The Babysitters Coven's Eternal Fashion Icons

The new YA book The Babysitters Coven is full of magic, humor, sass, and two teenage babysitters who have amazing style that totally fits the witchy trends we’re loving this fall. In this post by author Kate Williams, she gives us some serious outfit inspo and tells us more about the main characters from the story and their fashion icons.

In The Babysitters Coven, the narrator, Esme Pearl, and her best friend, Janis Jackson, are both fashion fiends. They love clothes and put a lot of thought and creativity into styling outfits and giving them names. For Esme, that might be calling a sequined sweater set and bell jar earrings “Sylvia Plath goes to prom”; for Janis, maybe it’s labelling a camo-print minidress and hot pink combat boots “Be all you can be Barbie.” No matter what they wear, Esme and Janis dress to stand out rather than fit in, especially since they consider their habitat—a boring high school in a small Kansas town—totally devoid of sartorial inspiration.

For Esme and Janis, fashion isn’t about having designer labels or wearing the right brand of jeans. Instead, it’s about self-expression. Getting dressed is their art, and clothing is their medium. They make statements with what they wear. When Janis showed up to school dressed like a gumball machine and complimented Esme’s Fiorucci stickers, it was a case of wardrobe-recognize-wardrobe, and a best friendship was born.

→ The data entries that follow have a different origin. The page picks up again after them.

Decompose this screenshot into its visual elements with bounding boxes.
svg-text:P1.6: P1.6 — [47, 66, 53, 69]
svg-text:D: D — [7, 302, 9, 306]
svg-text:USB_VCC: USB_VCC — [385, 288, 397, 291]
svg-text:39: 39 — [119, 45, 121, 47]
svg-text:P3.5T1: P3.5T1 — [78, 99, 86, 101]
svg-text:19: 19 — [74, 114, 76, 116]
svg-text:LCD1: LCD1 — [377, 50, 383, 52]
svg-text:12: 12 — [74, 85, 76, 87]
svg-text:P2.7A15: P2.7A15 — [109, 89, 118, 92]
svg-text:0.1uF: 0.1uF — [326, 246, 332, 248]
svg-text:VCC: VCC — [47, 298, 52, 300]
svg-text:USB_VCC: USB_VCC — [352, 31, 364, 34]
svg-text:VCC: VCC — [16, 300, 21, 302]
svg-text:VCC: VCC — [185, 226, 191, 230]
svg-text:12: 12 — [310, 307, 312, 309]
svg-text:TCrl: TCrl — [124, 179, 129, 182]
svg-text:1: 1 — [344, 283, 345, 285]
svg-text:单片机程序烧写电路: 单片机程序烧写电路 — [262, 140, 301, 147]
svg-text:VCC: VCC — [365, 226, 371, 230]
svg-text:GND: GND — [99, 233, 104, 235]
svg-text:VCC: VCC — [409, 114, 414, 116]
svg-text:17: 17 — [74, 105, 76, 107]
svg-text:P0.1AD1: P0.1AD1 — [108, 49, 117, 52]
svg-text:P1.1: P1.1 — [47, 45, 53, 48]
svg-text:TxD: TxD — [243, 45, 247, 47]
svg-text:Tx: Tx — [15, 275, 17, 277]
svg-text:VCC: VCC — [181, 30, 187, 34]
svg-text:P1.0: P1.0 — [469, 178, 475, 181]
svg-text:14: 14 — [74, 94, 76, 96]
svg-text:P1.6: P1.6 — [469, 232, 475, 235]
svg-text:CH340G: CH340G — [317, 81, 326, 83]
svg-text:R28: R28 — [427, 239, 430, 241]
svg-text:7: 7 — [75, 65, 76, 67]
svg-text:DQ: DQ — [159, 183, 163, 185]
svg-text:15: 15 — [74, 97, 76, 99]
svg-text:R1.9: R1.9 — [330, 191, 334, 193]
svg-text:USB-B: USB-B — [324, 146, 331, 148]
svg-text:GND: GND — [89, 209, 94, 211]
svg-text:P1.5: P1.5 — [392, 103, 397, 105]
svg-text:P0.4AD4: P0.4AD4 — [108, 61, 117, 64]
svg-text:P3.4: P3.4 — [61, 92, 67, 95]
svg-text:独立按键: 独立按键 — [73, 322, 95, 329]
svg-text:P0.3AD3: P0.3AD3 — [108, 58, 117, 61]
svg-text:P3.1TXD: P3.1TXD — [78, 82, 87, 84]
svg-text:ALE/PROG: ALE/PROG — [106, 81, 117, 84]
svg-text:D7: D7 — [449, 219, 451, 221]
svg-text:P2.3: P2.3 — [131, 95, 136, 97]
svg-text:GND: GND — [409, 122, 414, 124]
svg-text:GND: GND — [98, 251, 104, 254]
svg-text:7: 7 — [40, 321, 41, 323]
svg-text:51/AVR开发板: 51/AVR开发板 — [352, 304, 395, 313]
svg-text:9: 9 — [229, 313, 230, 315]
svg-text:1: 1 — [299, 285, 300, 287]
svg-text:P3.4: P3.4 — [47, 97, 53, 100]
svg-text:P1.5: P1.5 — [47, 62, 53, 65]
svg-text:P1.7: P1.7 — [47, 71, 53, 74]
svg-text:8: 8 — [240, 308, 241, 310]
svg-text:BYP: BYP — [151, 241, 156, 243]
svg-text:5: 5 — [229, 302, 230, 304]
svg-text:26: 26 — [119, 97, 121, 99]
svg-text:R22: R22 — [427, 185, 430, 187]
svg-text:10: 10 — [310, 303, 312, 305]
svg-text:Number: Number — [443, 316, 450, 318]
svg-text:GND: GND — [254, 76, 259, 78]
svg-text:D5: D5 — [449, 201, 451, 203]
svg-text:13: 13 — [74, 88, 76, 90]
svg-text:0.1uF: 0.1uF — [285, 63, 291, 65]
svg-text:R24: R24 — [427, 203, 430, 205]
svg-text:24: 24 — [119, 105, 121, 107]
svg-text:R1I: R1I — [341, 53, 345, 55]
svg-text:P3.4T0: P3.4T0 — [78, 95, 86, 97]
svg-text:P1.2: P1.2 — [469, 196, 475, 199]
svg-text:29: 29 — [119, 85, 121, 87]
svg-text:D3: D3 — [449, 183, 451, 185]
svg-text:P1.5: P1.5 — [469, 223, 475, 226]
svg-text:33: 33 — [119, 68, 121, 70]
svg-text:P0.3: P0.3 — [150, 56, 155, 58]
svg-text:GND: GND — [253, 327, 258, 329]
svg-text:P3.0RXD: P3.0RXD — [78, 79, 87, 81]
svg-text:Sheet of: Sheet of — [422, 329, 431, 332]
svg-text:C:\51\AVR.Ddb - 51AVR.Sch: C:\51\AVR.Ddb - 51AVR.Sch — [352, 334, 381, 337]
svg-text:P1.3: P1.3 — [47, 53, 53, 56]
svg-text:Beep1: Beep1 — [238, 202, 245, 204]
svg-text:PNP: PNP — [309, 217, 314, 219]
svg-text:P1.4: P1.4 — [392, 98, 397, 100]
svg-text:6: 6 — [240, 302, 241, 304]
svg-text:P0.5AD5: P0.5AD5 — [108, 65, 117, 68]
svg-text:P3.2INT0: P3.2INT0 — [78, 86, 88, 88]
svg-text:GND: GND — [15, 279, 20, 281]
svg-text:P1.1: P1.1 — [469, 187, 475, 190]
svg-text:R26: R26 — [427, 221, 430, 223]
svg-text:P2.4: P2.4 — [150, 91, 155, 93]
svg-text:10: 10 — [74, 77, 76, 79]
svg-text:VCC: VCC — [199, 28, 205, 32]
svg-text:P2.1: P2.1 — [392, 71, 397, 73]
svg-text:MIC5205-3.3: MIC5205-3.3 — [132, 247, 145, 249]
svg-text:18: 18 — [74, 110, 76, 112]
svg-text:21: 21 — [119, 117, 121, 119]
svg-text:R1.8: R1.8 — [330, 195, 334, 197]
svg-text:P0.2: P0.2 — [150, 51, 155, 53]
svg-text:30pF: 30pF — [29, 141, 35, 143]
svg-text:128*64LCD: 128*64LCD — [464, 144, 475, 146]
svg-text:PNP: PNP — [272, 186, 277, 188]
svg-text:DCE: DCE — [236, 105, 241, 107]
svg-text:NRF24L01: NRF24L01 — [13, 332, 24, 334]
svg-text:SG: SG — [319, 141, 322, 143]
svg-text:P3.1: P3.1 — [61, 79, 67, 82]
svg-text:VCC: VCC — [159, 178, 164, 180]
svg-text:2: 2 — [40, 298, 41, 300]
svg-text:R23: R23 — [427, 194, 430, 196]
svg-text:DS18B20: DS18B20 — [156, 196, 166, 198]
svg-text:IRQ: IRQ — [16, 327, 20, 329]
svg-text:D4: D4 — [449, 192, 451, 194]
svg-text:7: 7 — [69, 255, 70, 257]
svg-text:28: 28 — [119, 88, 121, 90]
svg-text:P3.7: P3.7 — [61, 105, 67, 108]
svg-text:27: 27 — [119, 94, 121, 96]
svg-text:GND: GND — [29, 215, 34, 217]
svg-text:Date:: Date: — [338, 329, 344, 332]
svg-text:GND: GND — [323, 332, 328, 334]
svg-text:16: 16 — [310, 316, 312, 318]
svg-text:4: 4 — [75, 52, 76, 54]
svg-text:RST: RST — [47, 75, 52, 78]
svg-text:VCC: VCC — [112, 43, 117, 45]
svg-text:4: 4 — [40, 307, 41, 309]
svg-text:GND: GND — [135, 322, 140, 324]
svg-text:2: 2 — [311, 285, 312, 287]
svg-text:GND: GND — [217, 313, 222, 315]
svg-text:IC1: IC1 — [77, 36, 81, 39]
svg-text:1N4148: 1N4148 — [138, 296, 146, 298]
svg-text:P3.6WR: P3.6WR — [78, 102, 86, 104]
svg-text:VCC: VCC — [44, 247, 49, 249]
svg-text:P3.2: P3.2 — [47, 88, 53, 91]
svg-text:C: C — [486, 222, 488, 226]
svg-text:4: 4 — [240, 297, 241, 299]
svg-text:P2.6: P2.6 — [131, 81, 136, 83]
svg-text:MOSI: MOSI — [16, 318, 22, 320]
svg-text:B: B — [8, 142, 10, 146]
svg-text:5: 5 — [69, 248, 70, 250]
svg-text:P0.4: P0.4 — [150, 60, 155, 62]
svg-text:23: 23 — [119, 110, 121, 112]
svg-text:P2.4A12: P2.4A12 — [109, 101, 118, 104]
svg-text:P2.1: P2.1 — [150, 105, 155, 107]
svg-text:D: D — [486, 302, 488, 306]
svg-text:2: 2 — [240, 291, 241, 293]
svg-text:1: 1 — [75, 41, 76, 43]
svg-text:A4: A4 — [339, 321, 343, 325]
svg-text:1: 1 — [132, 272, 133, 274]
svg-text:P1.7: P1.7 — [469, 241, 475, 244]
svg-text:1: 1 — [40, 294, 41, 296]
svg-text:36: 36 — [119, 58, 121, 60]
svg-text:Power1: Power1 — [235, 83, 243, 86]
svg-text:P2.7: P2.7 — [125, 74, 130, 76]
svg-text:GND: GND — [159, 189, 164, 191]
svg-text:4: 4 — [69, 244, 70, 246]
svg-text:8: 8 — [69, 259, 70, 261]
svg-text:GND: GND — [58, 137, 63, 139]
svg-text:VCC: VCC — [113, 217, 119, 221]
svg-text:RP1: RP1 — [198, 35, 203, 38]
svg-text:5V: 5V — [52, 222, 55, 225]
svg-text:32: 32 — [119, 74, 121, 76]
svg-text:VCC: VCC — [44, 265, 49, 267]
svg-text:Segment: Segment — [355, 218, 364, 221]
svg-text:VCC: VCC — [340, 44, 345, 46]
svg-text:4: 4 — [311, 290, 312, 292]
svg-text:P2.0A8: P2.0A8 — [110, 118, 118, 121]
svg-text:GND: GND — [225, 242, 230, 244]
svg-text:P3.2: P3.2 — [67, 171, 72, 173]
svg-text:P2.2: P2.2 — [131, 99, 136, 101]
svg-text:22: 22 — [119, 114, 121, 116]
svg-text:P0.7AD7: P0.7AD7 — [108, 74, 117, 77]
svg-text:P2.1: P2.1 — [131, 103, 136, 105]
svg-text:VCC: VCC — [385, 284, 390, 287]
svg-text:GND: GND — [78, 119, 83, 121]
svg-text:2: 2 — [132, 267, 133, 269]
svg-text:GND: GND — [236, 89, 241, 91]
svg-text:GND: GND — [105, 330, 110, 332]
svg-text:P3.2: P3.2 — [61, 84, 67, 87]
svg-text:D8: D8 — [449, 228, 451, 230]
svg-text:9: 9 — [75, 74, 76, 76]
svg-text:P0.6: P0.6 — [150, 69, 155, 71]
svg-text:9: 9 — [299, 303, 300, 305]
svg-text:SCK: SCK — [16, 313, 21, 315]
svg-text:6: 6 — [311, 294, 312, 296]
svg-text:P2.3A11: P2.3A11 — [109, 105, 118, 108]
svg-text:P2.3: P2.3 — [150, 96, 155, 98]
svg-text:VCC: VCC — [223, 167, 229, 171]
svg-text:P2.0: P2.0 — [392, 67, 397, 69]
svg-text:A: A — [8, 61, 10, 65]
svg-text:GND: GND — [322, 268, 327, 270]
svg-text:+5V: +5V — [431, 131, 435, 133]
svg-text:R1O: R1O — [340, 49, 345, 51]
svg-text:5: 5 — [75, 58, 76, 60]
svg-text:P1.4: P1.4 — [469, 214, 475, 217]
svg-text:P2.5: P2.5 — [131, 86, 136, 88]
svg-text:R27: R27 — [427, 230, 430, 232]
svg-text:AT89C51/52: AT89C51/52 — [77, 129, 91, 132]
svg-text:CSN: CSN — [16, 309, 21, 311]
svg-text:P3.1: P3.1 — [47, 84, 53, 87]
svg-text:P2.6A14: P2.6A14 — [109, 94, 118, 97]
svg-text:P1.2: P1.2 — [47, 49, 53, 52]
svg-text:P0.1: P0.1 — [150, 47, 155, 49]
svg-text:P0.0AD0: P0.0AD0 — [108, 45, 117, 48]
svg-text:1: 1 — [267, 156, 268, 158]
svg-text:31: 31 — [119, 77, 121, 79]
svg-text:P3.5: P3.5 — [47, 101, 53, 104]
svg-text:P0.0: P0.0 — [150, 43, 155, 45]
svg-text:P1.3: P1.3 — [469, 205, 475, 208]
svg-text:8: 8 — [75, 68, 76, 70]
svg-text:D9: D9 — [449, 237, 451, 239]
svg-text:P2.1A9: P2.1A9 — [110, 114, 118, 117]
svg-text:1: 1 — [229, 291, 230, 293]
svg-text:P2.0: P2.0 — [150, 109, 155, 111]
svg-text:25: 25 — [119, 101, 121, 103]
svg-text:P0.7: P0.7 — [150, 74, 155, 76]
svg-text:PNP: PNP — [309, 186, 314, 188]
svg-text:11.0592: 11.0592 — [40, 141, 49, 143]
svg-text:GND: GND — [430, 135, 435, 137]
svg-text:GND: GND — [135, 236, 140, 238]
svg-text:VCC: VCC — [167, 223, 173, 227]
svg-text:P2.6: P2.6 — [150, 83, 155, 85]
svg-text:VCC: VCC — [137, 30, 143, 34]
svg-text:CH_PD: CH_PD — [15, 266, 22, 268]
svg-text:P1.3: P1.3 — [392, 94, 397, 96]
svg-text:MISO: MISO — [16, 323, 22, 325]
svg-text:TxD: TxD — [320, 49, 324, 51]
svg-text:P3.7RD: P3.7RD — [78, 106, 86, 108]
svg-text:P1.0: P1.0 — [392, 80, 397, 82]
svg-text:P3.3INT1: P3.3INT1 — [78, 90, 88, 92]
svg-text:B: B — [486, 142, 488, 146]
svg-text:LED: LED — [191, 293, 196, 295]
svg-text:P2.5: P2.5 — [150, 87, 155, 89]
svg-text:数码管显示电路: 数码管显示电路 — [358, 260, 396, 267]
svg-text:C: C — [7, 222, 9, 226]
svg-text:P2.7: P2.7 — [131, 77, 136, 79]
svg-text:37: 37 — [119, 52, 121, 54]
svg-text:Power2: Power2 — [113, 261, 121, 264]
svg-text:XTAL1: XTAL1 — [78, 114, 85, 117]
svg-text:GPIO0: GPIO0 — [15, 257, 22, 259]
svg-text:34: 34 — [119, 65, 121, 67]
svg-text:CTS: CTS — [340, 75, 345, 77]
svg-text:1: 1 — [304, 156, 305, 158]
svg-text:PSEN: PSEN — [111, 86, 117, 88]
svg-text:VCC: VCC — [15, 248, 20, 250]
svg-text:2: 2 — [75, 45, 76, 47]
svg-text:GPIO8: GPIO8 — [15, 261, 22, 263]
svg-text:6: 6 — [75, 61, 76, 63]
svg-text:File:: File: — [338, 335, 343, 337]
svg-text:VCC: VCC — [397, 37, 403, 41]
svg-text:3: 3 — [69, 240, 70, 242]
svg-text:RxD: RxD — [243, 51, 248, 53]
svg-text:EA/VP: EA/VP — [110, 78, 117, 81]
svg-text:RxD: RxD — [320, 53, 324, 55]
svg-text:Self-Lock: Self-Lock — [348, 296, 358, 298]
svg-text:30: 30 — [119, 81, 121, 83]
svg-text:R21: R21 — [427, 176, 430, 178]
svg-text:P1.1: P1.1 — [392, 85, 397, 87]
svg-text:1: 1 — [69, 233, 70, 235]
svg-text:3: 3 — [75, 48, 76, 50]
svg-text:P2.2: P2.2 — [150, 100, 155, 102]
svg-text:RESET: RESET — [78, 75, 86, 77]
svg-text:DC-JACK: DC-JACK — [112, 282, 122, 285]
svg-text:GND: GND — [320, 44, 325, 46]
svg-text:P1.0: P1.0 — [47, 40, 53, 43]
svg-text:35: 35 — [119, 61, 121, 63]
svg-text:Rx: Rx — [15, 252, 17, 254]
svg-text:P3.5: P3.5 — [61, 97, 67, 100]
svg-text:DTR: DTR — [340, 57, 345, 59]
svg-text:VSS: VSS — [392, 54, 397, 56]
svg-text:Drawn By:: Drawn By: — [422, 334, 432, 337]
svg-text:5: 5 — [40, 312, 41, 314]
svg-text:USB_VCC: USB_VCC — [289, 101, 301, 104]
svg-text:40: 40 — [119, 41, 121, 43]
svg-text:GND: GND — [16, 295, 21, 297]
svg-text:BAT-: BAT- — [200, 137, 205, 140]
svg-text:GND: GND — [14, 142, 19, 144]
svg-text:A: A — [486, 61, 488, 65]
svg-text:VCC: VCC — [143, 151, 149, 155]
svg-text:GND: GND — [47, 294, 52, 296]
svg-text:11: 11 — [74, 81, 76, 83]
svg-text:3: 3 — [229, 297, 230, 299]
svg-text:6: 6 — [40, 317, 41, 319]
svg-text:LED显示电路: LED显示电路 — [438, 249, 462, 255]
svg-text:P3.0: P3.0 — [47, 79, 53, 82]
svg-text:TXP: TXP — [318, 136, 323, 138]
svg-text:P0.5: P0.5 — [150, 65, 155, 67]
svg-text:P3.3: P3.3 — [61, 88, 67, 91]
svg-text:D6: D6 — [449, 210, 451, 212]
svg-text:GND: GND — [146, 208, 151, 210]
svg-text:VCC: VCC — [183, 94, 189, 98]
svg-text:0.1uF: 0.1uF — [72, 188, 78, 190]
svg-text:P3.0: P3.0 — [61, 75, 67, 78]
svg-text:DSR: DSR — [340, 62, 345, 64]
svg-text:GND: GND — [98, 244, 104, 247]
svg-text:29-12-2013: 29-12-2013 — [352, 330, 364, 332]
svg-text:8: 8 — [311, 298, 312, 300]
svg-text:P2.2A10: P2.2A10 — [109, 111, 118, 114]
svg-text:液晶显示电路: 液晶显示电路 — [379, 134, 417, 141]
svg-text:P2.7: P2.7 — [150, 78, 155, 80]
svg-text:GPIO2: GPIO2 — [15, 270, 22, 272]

Like Esme and Janis, I went to high school in Kansas, but I didn’t have their flair for fashion. We didn’t have a ton of stores in my town, I didn’t know how to thrift—Esme and Janis are eagle-eyed thrifters, and they detail their strategy in the book—and online shopping wasn’t around yet. I was obsessed with the Delia’s catalog, so I would take a marker and circle all the items I wanted, then leave the catalog lying around and hope that my mom would be in a generous mood when she found it. I had a job in a coffee shop, but I only made $4.15 an hour, and once a friend and I pooled our money to order a pair of lavender bell-bottoms from Delia’s. When they arrived, they weren’t particularly flattering on either of us, but we still drew up a schedule of who could wear them when. For most of the time that I was in high school, though, I felt a big disconnect between me and my clothes. I never felt like they really represented who I was or wanted to be—it felt like my outside didn’t match my inside. And while Esme and Janis have plenty of problems—missing kids, monsters—this isn’t one of them. Their clothes tell the world who they are and who they want to be, in no uncertain terms. This is especially important in a world that doesn’t give teenage girls a lot of autonomy. I’d like to think that Esme’s and Janis’s clothes show that fashion can be another form of personal power.

While Esme’s and Janis’s styles are totally their own, they do have fashion icons who they look up to and frequently reference with their outfits. It’s no coincidence that each of their fashion idols are from the early ’90s, as this was an era when celebrities and cool “it girls” were truly their own: they didn’t work with stylists or wear clothes because the labels paid them to do so, and because they didn’t have social media accounts, their lives and what they wore remained pretty mysterious.

Esme’s fashion icon: Winona Ryder

Esme loves Winona Ryder. Now known for her role as Joyce Byers on Stranger Things, Winona Ryder was the epitome of early ’90s gamine chic. She appeared in a string of movies that are now cult favorites, like Heathers, Beetlejuice, and Reality Bites. Winona’s hair and makeup were always simple and understated—dark hair in a pixie cut or bob, lipstick, and clear skin—and while she often favored feminine, vintage-inspired dresses on the red carpet, she was all about tomboyish outerwear for everything else. She frequently wore big, oversized cardigans and tailored blazers (sometimes paired with a baseball cap), and she could rock a black leather motorcycle jacket better than any Hells Angel. Esme’s look “Wino forever” specifically references a classic Winona Ryder outfit: high-waisted jeans, graphic tee, and ever-present motorcycle jacket. Today, Winona’s cool, confident spirit is echoed by her Stranger Things castmates Millie Bobby Brown and Maya Hawke.

Janis’s fashion icon: Lisa Bonet

Janis’s style idol is Lisa Bonet, who played Denise Huxtable on The Cosby Show and A Different World. Denise Huxtable’s fashion was a wild mix of everything: ’80s silhouettes and patterns, layers upon layers, and combinations of boho flowy with menswear that no one else could pull off. Her character’s style was based on Lisa Bonet’s personal look so much that the show’s costume designers frequently incorporated Lisa’s own clothes into Denise’s wardrobe. Lisa’s hair, which ranged from short crops to natural curls to waist-length braids, is also a source of inspiration for Janis, who loves to experiment with different looks and treats her hair as her greatest accessory. Today, hints of the Lisa Bonet’s artsy, bohemian glamour can be seen in her daughter, actress Zoë Kravitz, and in the actress Amandla Stenberg, a pattern-mixing master whose hair is always awesome and always changing.